Since development of the aluminium gallium nitride LED in the early 2000s, UV LED technology has seen sustained growth in the UV curing marketplace. Generating energy most efficiently in the 365-405 nm 'UVA' wavelengths, continued technological advances,[14] have allowed for improved electrical efficiency of UV LEDs as well as significant increases in output. UV LED lamps generate high energy directed to a specific area which strengthen the uniformity.[15] Benefiting from lower-temperature operation and the lack of hazardous mercury,[16] UV LEDs have replaced medium-pressure lamps in many applications. Major limitations include difficulties in designing optics for curing on complex three-dimensional objects, and poor efficiency at generating lower-wavelength energy, though development work continues.
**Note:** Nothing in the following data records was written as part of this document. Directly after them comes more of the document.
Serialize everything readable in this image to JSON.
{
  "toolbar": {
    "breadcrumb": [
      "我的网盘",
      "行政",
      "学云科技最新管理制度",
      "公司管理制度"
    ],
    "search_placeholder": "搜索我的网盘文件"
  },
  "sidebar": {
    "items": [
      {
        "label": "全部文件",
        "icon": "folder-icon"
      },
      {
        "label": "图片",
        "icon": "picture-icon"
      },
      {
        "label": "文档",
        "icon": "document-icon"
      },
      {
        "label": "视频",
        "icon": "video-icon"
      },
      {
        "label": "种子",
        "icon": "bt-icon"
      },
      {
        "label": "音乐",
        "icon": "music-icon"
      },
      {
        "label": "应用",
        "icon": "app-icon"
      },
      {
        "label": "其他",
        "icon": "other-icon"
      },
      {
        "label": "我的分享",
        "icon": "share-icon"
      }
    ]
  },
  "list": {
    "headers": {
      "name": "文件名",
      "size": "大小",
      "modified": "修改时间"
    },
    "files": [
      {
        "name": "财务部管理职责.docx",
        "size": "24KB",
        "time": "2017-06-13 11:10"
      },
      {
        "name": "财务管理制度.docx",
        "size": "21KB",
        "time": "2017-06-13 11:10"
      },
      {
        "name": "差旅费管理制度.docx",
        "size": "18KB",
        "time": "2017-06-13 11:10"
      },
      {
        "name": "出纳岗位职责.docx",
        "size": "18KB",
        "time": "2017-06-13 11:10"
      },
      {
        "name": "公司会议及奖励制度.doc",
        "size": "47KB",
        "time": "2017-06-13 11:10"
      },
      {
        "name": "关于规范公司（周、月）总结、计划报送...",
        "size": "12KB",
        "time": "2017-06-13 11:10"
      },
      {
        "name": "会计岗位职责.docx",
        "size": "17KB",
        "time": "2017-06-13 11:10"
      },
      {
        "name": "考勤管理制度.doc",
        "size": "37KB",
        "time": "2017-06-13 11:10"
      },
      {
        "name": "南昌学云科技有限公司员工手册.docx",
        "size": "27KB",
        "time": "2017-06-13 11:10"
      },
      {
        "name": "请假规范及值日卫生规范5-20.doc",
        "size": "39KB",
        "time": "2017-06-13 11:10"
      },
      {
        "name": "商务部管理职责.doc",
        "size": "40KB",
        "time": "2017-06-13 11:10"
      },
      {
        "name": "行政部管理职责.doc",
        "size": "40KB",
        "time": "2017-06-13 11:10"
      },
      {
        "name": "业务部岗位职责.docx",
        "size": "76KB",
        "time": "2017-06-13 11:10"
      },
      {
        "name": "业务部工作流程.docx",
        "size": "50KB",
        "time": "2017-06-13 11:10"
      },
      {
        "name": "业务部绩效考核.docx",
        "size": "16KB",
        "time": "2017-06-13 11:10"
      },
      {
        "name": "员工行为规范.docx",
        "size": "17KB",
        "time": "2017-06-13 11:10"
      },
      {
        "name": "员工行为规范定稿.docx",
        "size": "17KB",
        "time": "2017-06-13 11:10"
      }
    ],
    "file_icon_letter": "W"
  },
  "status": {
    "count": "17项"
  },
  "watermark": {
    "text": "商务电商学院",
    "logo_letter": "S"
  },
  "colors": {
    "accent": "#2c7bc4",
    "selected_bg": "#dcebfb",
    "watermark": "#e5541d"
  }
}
Radical Polymerization is used in the curing of acrylic resins in the presence of UV in the industry.[17] Light energy from UV breaks apart photoinitiaters, forming radicals. The radical then react with the polymers, forming polymers with radical groups that then react with additional monomers. The monomer chain extends until it reaches another polymer and reacts with the polymer. Polymers will form with monomer bridges between them, thus leading to a cross-linked network.
Cationic polymerization is used in the curing of epoxy resins in the presence of UV in the industry. Light energy from UV breaks apart photoinitiaters, forming an acidic solution which then donates a proton to the polymer. The monomers then attach themselves to the polymer, forming longer and longer chains leading to a cross-linked network.